Тем не менее, я бы заметил, что до 1930 года основной вклад в этой области делали именно технические люди. Основными специалистами в США были Стоун, промышленник, сталелитейщик, и Диборн, геолог. В те времена это не считалось чем-то странным.
Я считаю, что занятие оружием в условиях, когда нет большого количества публикаций ― это, прежде всего, умение принимать решение в условиях недостаточной и «шумной» информации. Это вполне техническая проблема.
Учитывая ваш большой опыт в самых разных областях, какой совет вы бы дали нынешним студентам, которым только предстоит строить свою карьеру?
Заранее извините за пафос. Но я бы сказал так, во-первых, необходимо найти в своем характере одну черту, которая вам мешает, и попытаться ее исправить. Не стоит бояться сложностей. Испытания, особенно перенесенные рано, притупляют эмоции и дальше все идет легче.
Не нужно отчаиваться. Даже если вы сделали что-то потрясающее сегодня, это не значит, что завтра вы получите плоды этого успеха.
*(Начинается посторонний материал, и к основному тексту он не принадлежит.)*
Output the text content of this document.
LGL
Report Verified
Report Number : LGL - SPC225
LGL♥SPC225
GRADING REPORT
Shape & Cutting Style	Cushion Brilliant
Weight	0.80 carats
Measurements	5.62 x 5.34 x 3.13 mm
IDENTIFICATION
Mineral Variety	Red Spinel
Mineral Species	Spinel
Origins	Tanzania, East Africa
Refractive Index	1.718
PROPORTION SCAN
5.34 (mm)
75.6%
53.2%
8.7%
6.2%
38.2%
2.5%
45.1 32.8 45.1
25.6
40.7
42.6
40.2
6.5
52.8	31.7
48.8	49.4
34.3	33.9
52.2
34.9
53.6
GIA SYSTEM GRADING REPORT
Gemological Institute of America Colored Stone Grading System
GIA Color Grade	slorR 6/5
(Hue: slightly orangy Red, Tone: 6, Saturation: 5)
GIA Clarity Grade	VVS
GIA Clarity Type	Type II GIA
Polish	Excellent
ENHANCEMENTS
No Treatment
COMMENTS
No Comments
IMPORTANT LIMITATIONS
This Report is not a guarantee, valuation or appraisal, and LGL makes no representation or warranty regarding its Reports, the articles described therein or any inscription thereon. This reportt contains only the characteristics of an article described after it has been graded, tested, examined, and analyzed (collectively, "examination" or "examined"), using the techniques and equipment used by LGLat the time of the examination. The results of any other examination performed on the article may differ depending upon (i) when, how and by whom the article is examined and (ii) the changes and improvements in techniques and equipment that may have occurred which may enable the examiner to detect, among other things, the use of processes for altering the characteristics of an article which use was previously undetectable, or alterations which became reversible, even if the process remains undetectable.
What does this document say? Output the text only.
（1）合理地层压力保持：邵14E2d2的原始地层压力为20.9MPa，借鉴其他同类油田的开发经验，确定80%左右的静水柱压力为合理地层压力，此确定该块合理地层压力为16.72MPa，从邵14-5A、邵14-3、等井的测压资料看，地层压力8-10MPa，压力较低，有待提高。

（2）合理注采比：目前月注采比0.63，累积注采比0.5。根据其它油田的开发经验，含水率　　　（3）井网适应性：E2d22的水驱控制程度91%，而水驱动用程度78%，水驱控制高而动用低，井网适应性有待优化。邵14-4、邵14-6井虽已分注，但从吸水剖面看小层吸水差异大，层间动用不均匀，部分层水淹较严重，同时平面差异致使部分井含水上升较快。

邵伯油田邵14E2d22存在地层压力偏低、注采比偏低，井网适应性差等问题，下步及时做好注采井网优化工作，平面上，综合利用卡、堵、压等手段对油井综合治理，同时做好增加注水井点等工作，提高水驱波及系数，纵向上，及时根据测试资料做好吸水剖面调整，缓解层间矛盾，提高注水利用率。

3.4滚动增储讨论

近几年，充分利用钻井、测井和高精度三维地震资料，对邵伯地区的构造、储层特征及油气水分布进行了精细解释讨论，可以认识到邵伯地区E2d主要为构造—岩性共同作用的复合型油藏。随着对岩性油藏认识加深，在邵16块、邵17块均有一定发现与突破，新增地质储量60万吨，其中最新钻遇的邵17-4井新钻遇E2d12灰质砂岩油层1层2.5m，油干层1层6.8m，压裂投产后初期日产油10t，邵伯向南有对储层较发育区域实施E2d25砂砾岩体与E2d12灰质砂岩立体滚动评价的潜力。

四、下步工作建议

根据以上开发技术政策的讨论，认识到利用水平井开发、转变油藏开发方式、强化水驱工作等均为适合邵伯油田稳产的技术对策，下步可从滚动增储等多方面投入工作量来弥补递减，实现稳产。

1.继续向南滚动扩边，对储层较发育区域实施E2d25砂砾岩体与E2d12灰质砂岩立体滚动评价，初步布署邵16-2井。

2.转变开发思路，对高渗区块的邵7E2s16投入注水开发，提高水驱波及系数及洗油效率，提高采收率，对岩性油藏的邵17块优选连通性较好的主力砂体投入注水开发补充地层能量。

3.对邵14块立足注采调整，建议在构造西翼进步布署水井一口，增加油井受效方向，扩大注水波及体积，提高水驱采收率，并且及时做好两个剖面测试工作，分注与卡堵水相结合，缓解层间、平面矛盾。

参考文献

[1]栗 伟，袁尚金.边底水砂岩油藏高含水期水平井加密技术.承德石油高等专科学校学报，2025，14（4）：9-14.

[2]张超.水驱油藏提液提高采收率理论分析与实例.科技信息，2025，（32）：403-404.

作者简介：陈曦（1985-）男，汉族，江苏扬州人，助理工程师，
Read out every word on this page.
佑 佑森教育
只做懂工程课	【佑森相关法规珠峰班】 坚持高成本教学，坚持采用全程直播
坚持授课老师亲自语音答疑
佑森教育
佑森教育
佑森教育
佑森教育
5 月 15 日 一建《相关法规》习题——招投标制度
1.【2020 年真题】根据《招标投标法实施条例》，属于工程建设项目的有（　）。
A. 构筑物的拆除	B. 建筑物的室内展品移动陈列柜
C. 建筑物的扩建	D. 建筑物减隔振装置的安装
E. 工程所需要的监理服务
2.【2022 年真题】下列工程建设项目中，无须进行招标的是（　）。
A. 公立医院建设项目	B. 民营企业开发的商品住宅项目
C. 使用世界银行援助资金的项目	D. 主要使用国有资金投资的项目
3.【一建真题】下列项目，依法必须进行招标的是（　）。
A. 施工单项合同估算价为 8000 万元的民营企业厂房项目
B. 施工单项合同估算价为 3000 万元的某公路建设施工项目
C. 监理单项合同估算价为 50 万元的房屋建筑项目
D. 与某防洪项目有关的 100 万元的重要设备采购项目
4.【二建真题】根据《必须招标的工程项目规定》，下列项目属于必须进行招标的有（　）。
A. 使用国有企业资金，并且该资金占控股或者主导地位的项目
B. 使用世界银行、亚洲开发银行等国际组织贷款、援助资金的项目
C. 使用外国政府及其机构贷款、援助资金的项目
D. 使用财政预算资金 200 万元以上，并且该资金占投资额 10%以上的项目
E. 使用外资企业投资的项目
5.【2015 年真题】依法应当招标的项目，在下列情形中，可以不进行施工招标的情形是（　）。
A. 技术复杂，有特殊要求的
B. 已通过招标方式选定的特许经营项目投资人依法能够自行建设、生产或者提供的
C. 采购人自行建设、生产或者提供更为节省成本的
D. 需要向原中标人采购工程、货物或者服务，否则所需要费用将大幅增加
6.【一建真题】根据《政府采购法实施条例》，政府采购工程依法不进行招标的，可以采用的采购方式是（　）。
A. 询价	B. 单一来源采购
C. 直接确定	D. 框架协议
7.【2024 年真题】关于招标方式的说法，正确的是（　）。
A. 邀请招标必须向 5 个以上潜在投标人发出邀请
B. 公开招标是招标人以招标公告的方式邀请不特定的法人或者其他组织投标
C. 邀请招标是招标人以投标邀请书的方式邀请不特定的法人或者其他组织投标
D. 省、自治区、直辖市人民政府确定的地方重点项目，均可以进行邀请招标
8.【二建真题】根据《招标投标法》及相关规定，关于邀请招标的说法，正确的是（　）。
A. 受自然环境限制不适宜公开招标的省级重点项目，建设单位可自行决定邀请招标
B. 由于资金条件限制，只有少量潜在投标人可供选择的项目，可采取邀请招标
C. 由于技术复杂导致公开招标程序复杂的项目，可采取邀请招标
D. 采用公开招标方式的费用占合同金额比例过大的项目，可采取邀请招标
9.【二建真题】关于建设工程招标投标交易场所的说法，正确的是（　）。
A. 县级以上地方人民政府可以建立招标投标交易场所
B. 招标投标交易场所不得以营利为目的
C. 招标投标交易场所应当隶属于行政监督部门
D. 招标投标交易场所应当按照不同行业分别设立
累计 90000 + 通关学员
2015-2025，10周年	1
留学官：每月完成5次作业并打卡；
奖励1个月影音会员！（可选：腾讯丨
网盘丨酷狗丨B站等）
Скорее, сначала вы получите зависть и ненависть. Но надо продолжать работу. Не бояться. Вам всегда будут рассказывать, куда бы вы ни пришли, что в этой компании нет перспектив, требуется быть гением и работать 120 часов в неделю. А в реальности все мы люди, и работящих и умных людей не так много. В любой индустрии и компании вы можете сделать что-то стоящее, потребуется время и работа.